Background Although case series suggest a higher burden of cardiovascular risk factors in patients with systemic lupus erythematosus (SLE) compared with the general population, the association between SLE and heart failure (HF) remains undefined. We sought to investigate the incidence and risk of HF in patients with SLE.

Methods In April 2016, we performed a retrospective cohort analysis using the Explorys platform, which provides aggregated electronic medical record data from 26 major integrated healthcare systems across the USA from 1999 to present. Demographic and regression analyses were performed to assess the impact of SLE on HF incidence.
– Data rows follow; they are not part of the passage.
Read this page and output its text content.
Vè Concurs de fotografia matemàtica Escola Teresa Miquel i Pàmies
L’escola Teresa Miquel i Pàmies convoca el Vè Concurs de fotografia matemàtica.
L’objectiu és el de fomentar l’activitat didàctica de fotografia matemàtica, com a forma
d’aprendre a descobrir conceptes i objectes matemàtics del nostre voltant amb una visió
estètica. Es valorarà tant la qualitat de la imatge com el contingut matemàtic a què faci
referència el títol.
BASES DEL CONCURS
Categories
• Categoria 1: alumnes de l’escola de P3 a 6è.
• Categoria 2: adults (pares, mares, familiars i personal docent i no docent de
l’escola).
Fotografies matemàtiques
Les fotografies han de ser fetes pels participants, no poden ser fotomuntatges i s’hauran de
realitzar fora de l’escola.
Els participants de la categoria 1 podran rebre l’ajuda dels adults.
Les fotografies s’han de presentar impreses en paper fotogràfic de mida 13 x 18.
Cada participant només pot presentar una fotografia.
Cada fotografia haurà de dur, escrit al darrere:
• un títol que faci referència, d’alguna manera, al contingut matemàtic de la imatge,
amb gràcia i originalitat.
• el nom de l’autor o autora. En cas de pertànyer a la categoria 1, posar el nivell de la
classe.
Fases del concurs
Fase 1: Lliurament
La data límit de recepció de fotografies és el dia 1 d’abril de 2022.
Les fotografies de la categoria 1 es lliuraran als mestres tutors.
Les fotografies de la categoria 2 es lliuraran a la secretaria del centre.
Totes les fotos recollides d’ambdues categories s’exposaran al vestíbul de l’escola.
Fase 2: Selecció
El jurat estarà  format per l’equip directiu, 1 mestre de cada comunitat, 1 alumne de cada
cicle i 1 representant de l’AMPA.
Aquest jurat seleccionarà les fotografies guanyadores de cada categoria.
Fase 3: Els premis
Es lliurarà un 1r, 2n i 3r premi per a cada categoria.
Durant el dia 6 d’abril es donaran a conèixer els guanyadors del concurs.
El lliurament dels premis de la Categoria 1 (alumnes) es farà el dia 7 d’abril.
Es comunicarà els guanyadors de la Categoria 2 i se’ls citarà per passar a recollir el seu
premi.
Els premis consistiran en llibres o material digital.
Results Among 45 284 540 individuals in the database, we identified 95 400 (0.21%) with SLE and 98 900 (0.22%) with a new diagnosis of HF between May 2015 and April 2016. HF incidence was markedly higher in the SLE group compared with controls (0.97% vs 0.22%, relative risk (RR): 4.6 (95% CI 4.3 to 4.9)), as were other cardiovascular risk factors. In regression analysis, SLE was an independent predictor of HF (adjusted OR: 3.17 (2.63 to 3.83), p<0.0001). RR of HF was highest in young males with SLE (65.2 (35.3 to 120.5) for age 20–24), with an overall trend of increasing absolute risk but decreasing RR with advancing age in both sexes. Renal involvement in SLE correlated with earlier and higher incidence of HF.

Conclusions The findings of this study suggest that patients with SLE have significantly higher risk of developing HF and a worse cardiovascular risk profile compared with the general population. These results need to be confirmed by prospective studies.